Ariane Prin will present Rustiles as part of London Design Fair's Material of the Year 2017.
What else is new for 2017?
We will be having over 350 tropical plants across the show. They will be everywhere. My sister-in-law, Jordan, is a florist so I just said “I need…”. She sourced them for me and she will come to the show to arrange them. The benefits of having plants in the workspace or at home are very well documented, but not so much in temporary spaces. We think that it will take our very industrial, brutalist building and soften the edges. It will also make it Instagram heaven. We have never had a theme before. We don’t like themes but we do like plants. It just fits! There will be three varieties of plant in different sizes: monstera, palms, and rubber plants.
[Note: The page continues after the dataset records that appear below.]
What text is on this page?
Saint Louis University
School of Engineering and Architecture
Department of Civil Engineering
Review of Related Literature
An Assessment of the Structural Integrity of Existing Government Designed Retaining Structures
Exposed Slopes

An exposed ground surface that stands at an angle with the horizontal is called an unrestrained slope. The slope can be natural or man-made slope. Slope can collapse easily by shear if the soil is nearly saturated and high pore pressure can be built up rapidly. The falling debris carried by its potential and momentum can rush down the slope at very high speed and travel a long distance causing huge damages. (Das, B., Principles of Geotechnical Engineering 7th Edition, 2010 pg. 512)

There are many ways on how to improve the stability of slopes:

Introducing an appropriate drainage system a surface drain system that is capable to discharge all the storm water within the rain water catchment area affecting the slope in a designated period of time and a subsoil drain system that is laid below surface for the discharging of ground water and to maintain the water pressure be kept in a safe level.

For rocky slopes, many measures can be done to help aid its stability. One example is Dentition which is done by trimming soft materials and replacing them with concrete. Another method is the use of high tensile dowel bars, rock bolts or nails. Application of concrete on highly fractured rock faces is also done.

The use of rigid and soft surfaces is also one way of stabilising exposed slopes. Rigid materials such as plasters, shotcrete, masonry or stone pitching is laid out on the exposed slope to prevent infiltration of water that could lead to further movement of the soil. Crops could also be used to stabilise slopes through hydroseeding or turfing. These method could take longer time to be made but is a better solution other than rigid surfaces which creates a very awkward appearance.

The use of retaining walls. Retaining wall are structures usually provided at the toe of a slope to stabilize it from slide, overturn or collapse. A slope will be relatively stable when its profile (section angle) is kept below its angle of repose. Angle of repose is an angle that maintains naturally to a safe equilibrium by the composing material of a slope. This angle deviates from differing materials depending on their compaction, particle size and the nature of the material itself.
We have so much volume so the plants needed to be tropical but also ones that we could have in huge volumes.
Jimmy MacDonald with exhibitor Johnny from Dome Studio, 2015. Photography by Sophie Mutevelian.
How will exhibitors embrace the theme?
We will put a real blast out to our exhibitors saying: “If you have no time to style your space, just choose a nice pastel colour and make sure you have a tropical plant in your space.” That way, they'll be guaranteed social media coverage. We will also be putting prints on the walls. We are not sure how subtle the plant theme will be – it might be totally in your face!
Finally, what have learnt in the years since your London Design Fair journey began?
We look for design and people, not just design. That makes it much more interesting for us. It is very much about who we have in our show. Do we want them there? Are they good guys? Do we want to push them? Will they make it possible for us to support them on account of the type of individuals that they are? It is very collaborative. We have a really good relationship with our exhibitors and for us, that is really important. We rarely take an exhibitor from an application, we have usually met them somewhere, god knows where. It could be in the toilet of Bar Basso! When we started we very much wanted the biggest and the best brands but then it was the content that we became more interested in. We have a very loyal exhibitor base and they have grown with us.
London Design Fair will play host to over 350 tropical plants across the show.